Interviewing Harris is a lot like decoding one of his pictures, particularly ones like Plan 10 from Outer Space which isn’t a sequel to the classic Ed Wood B-movie Plan 9 from Outer Space so much as it is a surreal mystery about theology. He doesn’t provide answers under questions, rather he sends responses under separate cover so that you’re not at all sure which question he is responding to.

 

The result is as mind-bogglingly fun and wacky as one of his films. For instance, I mention that many of his more recent cinematic works are available exclusively on his website and gave him the opportunity to tell people a bit about them.

Presumably, his reply was this: “I have made a number of other films that I really like.  It is frustrating that they get so little exposure. But I am thankful that people keep coming back to Rubin and Ed and Beaver Trilogy.”

It’s almost like he’s maintaining an air of mystery so that audiences will go in with zero expectations and subsequently have the rug ripped out from under them.  

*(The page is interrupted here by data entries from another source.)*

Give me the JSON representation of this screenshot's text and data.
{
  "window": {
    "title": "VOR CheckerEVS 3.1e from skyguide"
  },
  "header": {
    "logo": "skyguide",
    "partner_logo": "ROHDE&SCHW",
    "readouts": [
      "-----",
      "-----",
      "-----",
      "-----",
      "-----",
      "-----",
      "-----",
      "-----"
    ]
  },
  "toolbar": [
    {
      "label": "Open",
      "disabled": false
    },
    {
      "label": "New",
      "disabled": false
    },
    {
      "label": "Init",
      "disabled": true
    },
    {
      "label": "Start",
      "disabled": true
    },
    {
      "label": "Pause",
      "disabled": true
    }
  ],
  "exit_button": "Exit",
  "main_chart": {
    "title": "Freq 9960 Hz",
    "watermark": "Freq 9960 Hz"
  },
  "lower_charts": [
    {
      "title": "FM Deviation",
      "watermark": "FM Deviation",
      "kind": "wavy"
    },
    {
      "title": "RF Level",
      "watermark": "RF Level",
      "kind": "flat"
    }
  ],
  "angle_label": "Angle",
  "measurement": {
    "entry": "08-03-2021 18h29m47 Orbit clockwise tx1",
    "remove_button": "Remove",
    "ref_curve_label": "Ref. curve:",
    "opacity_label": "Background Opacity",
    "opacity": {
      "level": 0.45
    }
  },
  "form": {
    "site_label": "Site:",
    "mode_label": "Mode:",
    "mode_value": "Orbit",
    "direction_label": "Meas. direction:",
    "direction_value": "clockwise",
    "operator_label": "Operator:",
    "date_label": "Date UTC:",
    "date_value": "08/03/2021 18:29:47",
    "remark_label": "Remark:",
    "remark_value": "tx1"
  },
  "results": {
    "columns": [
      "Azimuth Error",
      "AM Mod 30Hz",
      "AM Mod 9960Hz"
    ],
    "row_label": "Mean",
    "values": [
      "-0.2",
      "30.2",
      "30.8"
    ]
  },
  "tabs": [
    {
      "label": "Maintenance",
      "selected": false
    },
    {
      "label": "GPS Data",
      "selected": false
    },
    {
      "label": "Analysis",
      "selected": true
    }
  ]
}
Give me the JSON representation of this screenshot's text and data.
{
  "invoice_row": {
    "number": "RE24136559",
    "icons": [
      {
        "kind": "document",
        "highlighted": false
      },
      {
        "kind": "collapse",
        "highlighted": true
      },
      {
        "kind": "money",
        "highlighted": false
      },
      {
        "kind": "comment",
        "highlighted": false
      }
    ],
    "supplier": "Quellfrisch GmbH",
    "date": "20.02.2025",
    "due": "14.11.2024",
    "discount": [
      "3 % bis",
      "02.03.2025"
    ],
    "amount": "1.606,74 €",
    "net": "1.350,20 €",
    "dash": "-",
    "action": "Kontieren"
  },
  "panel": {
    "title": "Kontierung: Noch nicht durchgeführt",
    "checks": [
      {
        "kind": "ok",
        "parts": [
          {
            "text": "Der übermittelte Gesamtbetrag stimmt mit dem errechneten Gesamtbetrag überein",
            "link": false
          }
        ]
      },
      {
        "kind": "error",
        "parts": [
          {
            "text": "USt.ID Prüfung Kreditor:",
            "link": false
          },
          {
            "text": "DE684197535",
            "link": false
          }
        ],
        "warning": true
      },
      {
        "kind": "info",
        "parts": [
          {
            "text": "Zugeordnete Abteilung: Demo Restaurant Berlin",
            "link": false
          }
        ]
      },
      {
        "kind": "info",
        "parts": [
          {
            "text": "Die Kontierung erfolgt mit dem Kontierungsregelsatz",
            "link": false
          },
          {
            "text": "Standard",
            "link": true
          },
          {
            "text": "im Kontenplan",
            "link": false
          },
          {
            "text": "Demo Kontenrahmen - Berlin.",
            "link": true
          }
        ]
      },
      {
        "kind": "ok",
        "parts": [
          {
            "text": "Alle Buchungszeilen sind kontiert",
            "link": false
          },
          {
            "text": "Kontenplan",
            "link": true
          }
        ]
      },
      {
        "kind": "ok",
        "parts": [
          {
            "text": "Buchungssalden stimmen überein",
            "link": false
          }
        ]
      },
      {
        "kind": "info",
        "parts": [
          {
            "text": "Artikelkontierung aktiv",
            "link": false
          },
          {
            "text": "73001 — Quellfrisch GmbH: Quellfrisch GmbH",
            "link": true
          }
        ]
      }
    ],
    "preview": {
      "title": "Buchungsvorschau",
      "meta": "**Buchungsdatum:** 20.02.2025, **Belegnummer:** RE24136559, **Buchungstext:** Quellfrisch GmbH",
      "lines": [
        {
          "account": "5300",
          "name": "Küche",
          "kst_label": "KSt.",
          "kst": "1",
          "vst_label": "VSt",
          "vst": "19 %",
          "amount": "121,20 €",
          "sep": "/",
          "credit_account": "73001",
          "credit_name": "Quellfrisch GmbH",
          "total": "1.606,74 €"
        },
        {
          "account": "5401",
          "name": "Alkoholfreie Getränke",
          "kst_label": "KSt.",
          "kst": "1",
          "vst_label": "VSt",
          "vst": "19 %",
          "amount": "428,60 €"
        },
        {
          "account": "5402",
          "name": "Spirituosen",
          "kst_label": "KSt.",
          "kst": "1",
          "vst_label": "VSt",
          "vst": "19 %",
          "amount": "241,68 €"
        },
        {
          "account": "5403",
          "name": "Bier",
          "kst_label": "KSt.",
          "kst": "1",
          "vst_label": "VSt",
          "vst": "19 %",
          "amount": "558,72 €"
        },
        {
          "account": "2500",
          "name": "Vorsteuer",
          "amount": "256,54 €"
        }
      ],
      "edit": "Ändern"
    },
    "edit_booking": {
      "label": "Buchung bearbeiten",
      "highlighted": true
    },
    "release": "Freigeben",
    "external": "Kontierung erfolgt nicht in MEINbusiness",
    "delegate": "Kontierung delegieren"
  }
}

When I ask him about the Beaver Kid trilogy and whether he would ever revisit it, I get his first straight answer, but even this one leaves one scratching their head. “I won’t revisit Beaver T,” he says. “I have done enough on that.  But it is interesting that other people have picked up the ball and carried on. I will be in Berlin September 26 where a gallery will be showing Beaver Trilogy along with two other spin-offs created by European artists. There is also a documentary called Beaver Trilogy Part 4, made by Brad Besser.”

Perhaps most telling is the through line that Harris sees running throughout his canon, a through line that seems to sum up the moviemaker as much as it does his movies.

“You asked me about a common thread running through my films.  Perhaps it is my respect for heroic misfits. Many of my characters certainly fit into that category.  Some people claim I am a misfit. I consider that a compliment.”

The funniest thing about our brief exchange is the utter absence of information about Harris’s crowdfunding efforts. No link to a crowdfunding page is provided nor does Harris himself bring up a crowdsourcing campaign. It can be found here for those who are interested (and you should be, Buster!).

Trent closes his email by saying, “I hope this answers your questions.  If you need more I am happy to help. Thanks so much, Trent.”

While my questions weren’t answered in the conventional way, Harris’s responses did what they needed to do. They planted a seed of mystery and raised more questions, questions that hopefully will be answered when we get to see Echo People down the road.

Thank you, Trent. And be sure to send my regards to Thistle.